The Manchester Collective

 

November 21 2019

 

Lakeside, Nottingham

 

5*****

 

Review: William Ruff

@ReviewsGate

 

An innovative programme which quickened the pulse and refreshed the spirit.

 

The Manchester Collective clearly like to live dangerously.  At Lakeside on Thursday they performed the musical equivalent of a high-wire act without a safety net.  The results were thrilling.

Their spokesman sounded remarkably calm as he confessed that the group of twelve string players had never actually played through the whole of the first half of their programme before.  So if it all sounded edgy (and it sure did) we can be grateful that they didn’t rehearse it to death.

And the idea behind it all sounded outrageous.  Surely playing the outer movements of Vivaldi’s Summer and Winter concertos separated by sections from Ligeti’s rollercoaster Métamorphoses Nocturnes (with its nearly unplayable tempi, dynamics and techniques) was going to result in a car crash?  Well, the fact that it nearly did (but very definitely didn’t) was a major part of the fun. The extreme modernism of Ligeti was contagious and infected their playing of Vivaldi as bows bit into strings with such wild exhilaration that you could see the rosin flying.

In the second half the format was more conservative: two works played one after the other.  However, the fact that The Manchester Collective had commissioned exciting young composer Edmund Finnis to write a new work for them ensured that the audience still had to expect the unexpected.  The Centre is Everywhere creates an extraordinary sound world in which notes seem to glow and pulsate, creating magical, translucent effects.  It ingeniously explores the instruments’ whole range of sound - not only musical notes but the space around them - in ways which are almost tactile.

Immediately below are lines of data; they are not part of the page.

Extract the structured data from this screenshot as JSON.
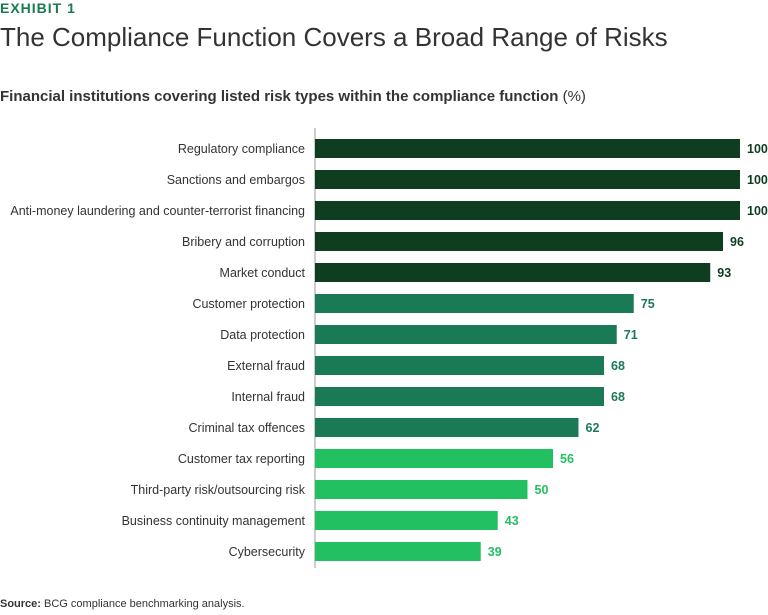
{
  "exhibit_label": "EXHIBIT 1",
  "chart_data": {
    "type": "bar",
    "orientation": "horizontal",
    "title": "The Compliance Function Covers a Broad Range of Risks",
    "subtitle": "Financial institutions covering listed risk types within the compliance function",
    "unit": "(%)",
    "categories": [
      "Regulatory compliance",
      "Sanctions and embargos",
      "Anti-money laundering and counter-terrorist financing",
      "Bribery and corruption",
      "Market conduct",
      "Customer protection",
      "Data protection",
      "External fraud",
      "Internal fraud",
      "Criminal tax offences",
      "Customer tax reporting",
      "Third-party risk/outsourcing risk",
      "Business continuity management",
      "Cybersecurity"
    ],
    "values": [
      100,
      100,
      100,
      96,
      93,
      75,
      71,
      68,
      68,
      62,
      56,
      50,
      43,
      39
    ],
    "xlim": [
      0,
      100
    ],
    "grid": false,
    "colors": {
      "dark": "#0f3d20",
      "medium": "#1b7a56",
      "light": "#22c060"
    },
    "color_groups": [
      "dark",
      "dark",
      "dark",
      "dark",
      "dark",
      "medium",
      "medium",
      "medium",
      "medium",
      "medium",
      "light",
      "light",
      "light",
      "light"
    ]
  },
  "source": {
    "label": "Source:",
    "text": "BCG compliance benchmarking analysis."
  }
}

And this led to the final piece: Richard Strauss’s Metamorphosen, a piece which its composer wrote as an elegy for the treasures of German culture destroyed by Nazi evil.  The Manchester Collective responded eloquently not only to its profound grief but also to its ecstatic heights.  Whether creating an atmosphere of tentative beauty or when playing at their most full-blooded their playing here and throughout their innovative programme had a rapturous quality which quickened the pulse and refreshed the spirit.